Da gibt es eine, die ist sogar unglaublich hässlich, und er denkt sich: Bei der versuche ich es erst recht, die kriegt ja sonst keinen. Er! Der Großzügige und so. Der Retter! Eben diese Art von Schauspiel. Oder, er gibt ihr die Chance mal einen Mann wie ihn haben zu dürfen. Das denkt er wirklich, glaub mir. Vielleicht weiß er aber auch ganz genau, dass er bei ihr keinen Korb bekommt.
Charmant kann er ja nun wirklich sein. Das bringt mich auf die Palme. Er baggert und baggert und lässt mich links liegen. Meine Schwester ist richtig wütend auf ihn geworden, das kann ich dir sagen! Du kennst doch meine Schwester. Der ist eigentlich so gut wie alles egal. Sie mischt sich einfach nicht ein. Sie hat ihre eigenen Sorgen. Aber da hat sie gehandelt, die Kleine. Als ich mit ihm telefoniert habe, hat sie darauf bestanden, mit ihm sprechen zu wollen. Ich habe ihr den Hörer gegeben und sie hat ihn zurechtgestoßen. Und wie! Er hat dann noch gemeint, das alles würde sie nichts angehen. Aber sie hat entgegnet, dass es sie schon etwas angehen würde, wenn ihre arme Schwester an einem gebrochenen Herzen stirbt! Ich war ehrlich schockiert! Siehst du, mein Puls rast. Ich hätte ihr niemals den Hörer gegeben, wenn ich geahnt hätte, dass sie ihn beschimpfen würde. Aber eigentlich hat sie ja Recht. Ich fühle mich betrogen. Mein Arzt hat am nächsten Tag eine Gesichtsverkrampfung festgestellt, weil ich so viel gelächelt habe ... so in der Art, Gute Miene zum bösen Spiel ... aber eigentlich wollte ich nur weinen. Ich kann dir sagen, meine Muskeln haben richtig gezuckt, völlig außer Kontrolle.
Vom dem vielen Verstellen ...
Weil ich die Wangen anzog, während meine Mundwinkel doch lieber nach unten rutschen wollten.
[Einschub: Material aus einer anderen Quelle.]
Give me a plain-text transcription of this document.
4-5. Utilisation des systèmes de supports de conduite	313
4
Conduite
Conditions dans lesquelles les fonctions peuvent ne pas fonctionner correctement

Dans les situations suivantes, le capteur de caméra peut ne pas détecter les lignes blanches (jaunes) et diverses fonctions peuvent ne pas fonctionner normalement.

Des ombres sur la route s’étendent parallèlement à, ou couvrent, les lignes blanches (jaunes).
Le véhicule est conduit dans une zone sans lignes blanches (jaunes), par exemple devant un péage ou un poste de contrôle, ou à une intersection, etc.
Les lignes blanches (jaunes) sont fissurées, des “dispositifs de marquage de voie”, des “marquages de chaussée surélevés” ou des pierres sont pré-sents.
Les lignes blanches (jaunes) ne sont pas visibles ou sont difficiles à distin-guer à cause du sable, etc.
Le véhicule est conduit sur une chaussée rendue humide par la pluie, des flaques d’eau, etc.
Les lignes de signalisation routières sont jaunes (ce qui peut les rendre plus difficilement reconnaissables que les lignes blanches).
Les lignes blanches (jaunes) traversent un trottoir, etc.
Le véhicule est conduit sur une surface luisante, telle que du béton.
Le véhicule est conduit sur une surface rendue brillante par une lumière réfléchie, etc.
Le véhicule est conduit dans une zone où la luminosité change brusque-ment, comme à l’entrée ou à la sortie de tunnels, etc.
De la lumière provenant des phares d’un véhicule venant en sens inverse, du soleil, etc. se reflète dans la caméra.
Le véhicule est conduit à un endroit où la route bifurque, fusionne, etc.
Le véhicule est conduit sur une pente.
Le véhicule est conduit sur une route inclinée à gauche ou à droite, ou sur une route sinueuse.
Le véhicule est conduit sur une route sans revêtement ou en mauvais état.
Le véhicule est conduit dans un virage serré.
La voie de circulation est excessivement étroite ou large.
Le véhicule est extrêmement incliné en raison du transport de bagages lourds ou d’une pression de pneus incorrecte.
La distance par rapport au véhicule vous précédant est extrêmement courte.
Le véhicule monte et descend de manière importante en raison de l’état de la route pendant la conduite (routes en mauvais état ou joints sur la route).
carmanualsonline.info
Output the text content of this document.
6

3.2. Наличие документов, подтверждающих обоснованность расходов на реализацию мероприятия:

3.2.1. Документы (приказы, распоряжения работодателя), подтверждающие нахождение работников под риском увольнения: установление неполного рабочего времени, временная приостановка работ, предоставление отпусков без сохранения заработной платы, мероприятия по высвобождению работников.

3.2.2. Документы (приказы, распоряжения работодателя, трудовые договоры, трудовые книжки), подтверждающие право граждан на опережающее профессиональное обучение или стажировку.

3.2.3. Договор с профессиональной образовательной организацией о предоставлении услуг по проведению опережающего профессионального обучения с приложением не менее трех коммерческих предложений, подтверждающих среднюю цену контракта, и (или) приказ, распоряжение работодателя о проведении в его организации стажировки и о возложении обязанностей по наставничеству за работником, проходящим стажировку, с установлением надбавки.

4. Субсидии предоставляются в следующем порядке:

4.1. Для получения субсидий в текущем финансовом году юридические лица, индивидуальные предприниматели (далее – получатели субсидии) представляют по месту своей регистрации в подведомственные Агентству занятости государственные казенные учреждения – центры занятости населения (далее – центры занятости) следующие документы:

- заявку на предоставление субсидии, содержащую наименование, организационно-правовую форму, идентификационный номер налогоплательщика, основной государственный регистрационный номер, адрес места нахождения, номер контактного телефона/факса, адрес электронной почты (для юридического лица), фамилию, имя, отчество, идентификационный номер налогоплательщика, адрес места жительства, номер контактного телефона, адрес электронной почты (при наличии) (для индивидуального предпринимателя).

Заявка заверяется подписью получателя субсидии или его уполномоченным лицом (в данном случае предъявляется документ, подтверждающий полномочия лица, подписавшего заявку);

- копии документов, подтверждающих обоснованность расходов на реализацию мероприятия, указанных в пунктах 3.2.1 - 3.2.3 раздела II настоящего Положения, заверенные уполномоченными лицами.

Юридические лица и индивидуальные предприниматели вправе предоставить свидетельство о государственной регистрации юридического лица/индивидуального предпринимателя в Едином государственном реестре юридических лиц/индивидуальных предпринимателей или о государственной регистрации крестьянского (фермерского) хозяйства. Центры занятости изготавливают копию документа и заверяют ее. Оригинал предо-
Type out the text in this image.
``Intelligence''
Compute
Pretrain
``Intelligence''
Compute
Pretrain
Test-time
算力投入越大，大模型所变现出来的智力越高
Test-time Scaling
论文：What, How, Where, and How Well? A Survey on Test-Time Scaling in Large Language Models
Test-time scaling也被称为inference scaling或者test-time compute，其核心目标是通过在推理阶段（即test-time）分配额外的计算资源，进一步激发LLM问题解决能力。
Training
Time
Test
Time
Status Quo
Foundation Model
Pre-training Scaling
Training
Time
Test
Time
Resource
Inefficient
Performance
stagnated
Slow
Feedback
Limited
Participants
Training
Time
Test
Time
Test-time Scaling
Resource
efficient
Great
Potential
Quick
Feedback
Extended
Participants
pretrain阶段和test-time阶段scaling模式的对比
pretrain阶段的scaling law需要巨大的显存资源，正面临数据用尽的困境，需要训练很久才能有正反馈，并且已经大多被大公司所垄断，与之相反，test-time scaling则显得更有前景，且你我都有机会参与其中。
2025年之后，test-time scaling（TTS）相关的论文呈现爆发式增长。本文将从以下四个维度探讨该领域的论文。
Ach ... es war einfach so schmerzhaft. Alles. Diese ganze Party, die Leute ... diese besoffene Stimmung ... und ... ER! Er macht mich verrückt. Manchmal verstehe ich nicht, was dahinter steckt. Vielleicht sollte ich seine Tochter fragen. Sie kennt ihn besser, als ich. Sie hat die gleichen Gene. Ich weiß nicht immer, wie er sich fühlt oder warum er so reagiert. Ich bin nur auf die Idee gekommen, ihn spüren zu lassen, wie es ist, den Partner flirten zu sehen. Na gut. Eigentlich sind die Männer ja auf mich zu gekommen. Ich musste gar nicht großartig suchen. Sie sind gekommen und haben ihre haarigen, verschwitzten Arme um mich gelegt und mir ins Ohr gesäuselt ... und mir am Ohr herum geleckt ... Sie haben schon an den Innenseiten meiner Oberschenkel herum gegrabbelt. Und ich wollte gar nicht ... Ich habe ja eher abgewehrt ...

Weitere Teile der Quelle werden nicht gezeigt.